I would like to summarize here http://bugs.python.org/issue2562.
Currently, distutils does not allows the usage of Unicode for some meta-data fields that should be able to use it.
These fields are:
- author - maintainer - description - long_description
For instance, if you use u"Barnabé" in the author field, the DistributionMetada.write_pkg_file will fail when it tries to serialize the information into a file.
The problem is that the current implementation makes the assumption that all fields are ascii string.
This won't be a problem in Python 3k, of course, but currently concerns the 2.x series.
One possible solution would be to move these fields to Unicode for the 2.6 series.
In the meantime, many people are using str type for those fields, so as Martin mentioned, a backward compatibility would be better to support either plain string either Unicode.
Other fields should be left imho in ascii, since an url for instance has to be ascii. But maybe it would be better, as Martin mentioned, to use Unicode for all fields.
In any case, if we do use Unicode for some fields, we will need to provide the codec to be used to serialize the data in a file.
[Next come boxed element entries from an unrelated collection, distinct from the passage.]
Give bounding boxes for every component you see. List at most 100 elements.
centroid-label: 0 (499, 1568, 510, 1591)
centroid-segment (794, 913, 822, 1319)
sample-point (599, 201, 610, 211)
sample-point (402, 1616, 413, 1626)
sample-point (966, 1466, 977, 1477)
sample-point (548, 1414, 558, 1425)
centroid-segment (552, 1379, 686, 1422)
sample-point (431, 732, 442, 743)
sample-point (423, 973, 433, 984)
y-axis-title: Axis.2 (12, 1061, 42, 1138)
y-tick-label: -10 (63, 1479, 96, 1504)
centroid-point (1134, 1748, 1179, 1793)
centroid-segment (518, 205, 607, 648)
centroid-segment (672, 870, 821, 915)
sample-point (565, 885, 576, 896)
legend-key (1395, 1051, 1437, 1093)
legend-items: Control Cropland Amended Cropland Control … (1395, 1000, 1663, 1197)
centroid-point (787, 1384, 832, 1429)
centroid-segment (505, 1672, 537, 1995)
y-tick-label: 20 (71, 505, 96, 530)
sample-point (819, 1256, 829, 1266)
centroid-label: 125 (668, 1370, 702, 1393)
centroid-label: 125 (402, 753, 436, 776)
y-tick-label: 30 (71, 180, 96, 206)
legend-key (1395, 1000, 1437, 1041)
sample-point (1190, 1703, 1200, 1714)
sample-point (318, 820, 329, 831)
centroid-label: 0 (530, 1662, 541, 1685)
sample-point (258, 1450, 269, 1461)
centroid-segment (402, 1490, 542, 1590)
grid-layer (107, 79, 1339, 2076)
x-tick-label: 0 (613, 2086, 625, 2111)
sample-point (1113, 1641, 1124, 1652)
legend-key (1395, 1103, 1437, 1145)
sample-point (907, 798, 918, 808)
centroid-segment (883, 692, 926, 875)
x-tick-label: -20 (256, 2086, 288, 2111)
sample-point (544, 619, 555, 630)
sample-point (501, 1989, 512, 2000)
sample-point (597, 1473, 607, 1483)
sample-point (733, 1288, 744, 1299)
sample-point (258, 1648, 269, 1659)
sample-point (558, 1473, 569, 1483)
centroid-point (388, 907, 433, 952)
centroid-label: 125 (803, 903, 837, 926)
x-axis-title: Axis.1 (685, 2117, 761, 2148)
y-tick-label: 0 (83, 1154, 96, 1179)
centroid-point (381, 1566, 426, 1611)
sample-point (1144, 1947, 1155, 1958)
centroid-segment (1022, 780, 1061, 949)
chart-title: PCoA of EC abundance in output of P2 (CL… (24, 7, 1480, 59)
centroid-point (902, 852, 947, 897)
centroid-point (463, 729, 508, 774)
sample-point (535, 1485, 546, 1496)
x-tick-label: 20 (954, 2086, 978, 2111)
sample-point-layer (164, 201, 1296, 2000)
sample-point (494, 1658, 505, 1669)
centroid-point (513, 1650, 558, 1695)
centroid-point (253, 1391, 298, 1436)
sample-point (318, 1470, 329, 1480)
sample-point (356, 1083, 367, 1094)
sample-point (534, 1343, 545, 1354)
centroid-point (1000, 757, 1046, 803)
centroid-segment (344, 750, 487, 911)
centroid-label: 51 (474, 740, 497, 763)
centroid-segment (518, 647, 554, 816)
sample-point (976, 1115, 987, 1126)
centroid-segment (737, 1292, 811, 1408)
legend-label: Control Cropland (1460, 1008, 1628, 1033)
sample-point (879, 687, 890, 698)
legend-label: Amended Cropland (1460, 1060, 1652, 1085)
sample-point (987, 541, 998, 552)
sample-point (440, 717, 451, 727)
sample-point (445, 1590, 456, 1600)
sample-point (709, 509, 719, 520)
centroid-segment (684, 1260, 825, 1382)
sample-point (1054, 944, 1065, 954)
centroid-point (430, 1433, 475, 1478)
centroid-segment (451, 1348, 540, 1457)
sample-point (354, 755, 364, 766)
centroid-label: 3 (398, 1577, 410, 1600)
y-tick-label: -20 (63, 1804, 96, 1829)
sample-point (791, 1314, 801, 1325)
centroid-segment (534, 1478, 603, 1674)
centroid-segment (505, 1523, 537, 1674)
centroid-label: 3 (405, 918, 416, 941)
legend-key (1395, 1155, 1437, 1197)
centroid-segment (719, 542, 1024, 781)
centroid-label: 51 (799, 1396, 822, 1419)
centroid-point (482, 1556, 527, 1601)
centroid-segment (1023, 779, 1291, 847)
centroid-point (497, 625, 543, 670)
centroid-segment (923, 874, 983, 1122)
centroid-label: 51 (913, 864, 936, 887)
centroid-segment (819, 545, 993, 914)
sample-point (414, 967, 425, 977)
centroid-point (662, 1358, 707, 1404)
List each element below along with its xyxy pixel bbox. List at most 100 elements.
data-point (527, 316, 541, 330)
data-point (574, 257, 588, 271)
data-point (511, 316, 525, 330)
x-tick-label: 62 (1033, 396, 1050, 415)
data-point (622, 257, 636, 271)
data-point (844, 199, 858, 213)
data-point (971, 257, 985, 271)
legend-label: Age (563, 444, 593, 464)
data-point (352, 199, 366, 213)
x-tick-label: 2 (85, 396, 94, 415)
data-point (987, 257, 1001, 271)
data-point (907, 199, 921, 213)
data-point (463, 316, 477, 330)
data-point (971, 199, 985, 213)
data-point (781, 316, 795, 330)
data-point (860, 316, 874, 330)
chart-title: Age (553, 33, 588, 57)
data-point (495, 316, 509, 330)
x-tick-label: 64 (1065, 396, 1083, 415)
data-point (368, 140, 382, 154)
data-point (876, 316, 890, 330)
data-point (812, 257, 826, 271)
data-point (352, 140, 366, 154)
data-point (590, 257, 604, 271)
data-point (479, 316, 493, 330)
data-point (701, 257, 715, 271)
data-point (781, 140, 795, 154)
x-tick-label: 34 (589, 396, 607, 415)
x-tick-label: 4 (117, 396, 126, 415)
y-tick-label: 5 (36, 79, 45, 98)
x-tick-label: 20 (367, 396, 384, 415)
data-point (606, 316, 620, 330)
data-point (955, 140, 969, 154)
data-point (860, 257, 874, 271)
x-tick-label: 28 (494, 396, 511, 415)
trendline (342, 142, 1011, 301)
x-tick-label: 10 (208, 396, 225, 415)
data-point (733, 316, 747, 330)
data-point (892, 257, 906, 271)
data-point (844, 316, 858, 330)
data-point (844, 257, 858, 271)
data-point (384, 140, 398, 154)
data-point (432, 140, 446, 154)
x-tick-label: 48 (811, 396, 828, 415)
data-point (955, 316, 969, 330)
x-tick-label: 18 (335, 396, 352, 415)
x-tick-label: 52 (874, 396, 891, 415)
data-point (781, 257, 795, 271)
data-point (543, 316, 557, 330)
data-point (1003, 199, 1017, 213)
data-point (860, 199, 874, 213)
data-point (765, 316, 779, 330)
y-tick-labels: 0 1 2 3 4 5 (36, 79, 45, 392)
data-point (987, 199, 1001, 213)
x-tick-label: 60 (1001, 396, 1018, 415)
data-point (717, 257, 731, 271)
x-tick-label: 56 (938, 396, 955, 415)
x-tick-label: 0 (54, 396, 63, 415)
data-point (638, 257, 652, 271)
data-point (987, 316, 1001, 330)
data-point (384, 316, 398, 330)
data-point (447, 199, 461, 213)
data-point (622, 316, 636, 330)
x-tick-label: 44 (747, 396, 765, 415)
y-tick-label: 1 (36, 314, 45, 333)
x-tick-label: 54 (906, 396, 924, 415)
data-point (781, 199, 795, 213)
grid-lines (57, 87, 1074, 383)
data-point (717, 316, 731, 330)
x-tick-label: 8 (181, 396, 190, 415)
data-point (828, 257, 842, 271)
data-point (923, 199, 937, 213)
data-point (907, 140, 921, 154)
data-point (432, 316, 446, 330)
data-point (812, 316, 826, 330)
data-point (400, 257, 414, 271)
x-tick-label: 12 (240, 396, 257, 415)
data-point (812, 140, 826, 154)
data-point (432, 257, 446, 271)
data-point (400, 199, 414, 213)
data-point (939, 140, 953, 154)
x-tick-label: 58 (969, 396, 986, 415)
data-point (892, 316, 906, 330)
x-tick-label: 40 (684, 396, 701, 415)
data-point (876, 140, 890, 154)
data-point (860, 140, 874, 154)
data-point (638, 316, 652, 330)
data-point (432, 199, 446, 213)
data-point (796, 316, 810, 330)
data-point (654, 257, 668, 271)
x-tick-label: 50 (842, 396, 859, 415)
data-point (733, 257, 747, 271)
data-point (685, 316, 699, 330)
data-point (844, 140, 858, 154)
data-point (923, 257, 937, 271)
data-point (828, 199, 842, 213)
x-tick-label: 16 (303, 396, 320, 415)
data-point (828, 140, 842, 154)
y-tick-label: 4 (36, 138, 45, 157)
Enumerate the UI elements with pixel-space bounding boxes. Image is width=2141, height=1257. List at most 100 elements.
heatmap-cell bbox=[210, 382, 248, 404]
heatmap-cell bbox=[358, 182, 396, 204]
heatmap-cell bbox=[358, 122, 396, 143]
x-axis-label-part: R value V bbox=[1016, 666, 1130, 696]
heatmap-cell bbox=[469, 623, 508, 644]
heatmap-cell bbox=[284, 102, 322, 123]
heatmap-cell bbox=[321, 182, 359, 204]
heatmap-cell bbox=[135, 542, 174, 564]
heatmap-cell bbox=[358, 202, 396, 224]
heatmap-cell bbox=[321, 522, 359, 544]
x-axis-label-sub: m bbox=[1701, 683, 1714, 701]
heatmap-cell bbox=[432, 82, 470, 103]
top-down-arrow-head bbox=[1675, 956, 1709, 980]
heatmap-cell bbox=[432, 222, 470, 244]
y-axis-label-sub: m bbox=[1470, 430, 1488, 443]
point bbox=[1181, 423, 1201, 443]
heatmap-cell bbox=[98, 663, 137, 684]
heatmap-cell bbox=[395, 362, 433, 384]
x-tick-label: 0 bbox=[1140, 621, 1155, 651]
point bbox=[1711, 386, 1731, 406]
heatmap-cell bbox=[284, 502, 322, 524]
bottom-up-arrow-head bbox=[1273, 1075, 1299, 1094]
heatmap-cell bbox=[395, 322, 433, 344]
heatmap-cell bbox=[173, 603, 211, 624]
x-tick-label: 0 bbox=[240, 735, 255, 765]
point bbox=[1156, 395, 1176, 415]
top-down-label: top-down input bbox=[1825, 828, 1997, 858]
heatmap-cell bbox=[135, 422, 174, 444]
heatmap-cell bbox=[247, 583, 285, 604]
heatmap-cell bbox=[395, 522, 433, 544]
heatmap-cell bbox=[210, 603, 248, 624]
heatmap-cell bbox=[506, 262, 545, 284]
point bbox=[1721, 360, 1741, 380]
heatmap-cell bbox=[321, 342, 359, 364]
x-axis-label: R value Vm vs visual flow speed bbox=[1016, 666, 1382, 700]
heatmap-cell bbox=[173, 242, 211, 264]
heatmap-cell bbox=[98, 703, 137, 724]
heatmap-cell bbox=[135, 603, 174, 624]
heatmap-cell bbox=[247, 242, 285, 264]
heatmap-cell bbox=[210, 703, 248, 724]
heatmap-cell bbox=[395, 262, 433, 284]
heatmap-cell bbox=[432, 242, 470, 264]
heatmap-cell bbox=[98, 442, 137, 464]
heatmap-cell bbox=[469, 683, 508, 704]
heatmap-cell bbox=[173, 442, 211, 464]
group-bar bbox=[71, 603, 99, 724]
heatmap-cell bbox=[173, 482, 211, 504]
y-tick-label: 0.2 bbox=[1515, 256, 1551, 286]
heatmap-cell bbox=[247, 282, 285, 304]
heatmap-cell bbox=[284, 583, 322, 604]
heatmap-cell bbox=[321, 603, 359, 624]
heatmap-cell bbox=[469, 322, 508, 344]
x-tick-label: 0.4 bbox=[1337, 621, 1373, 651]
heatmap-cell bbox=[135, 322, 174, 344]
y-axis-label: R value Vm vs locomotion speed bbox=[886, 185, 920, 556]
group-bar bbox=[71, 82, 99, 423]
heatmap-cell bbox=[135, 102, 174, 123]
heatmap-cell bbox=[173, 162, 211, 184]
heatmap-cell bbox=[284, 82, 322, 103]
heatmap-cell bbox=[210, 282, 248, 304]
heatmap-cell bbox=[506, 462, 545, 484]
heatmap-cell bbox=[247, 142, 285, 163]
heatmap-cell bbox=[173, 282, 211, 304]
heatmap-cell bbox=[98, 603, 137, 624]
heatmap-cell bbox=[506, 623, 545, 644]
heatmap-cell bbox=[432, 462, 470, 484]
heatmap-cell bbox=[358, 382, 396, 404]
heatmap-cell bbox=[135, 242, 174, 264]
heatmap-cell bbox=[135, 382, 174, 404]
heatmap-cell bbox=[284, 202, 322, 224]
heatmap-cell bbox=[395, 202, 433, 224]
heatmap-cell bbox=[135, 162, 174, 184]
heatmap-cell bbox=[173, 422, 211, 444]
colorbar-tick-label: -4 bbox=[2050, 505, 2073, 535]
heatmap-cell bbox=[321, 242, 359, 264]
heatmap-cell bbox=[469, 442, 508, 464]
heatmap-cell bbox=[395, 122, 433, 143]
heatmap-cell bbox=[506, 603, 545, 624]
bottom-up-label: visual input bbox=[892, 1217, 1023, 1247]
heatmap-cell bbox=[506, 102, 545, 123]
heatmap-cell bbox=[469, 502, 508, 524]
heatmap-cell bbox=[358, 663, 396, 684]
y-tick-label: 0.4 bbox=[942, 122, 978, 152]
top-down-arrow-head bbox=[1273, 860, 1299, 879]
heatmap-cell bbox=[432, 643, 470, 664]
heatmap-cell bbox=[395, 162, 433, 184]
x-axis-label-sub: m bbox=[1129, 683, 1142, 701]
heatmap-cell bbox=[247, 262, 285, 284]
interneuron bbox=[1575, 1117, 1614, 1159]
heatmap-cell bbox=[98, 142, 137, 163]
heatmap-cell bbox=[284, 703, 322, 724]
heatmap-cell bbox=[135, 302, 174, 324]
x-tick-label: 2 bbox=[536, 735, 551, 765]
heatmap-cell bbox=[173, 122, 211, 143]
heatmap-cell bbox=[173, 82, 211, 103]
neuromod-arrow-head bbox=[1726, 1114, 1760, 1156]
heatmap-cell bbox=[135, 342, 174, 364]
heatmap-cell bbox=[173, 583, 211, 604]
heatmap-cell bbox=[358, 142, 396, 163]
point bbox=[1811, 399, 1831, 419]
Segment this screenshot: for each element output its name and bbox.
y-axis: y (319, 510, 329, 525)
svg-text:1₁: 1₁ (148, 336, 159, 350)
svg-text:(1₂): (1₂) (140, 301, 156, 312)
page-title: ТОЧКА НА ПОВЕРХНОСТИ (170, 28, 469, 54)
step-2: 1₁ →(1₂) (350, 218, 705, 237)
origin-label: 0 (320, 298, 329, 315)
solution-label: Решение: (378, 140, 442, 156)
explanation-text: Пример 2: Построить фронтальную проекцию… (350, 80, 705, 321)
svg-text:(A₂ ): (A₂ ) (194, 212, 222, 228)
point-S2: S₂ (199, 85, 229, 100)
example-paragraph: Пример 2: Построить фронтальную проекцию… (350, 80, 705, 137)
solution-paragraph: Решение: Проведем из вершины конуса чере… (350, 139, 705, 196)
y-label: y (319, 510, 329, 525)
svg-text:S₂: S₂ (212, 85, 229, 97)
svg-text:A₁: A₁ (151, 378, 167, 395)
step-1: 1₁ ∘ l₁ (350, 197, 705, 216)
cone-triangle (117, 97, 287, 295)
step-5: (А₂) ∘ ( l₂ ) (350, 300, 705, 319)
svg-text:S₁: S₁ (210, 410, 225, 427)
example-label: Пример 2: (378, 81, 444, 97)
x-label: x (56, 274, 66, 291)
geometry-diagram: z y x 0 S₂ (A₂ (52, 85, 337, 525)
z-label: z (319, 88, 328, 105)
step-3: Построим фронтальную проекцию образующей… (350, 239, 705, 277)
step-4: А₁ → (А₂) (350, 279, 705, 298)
My proposal here would be to add a 'encoding' field in the metadata that defaults to 'utf8', and that would let people explicitely indicates the encoding.
I have written a quick patch here of a possible implementation, so you can see the problem :
Tarek Ziadé wrote:
I would like to summarize here http://bugs.python.org/issue2562. ...
Just a quick note to say that my patch has been integrated to Python trunk with the help of MAL, So this bug is fixed for the 2.7 series, (doesn't concern 3.x)
If you have accented letters in your name you may use them now in your setup.py metadata :-)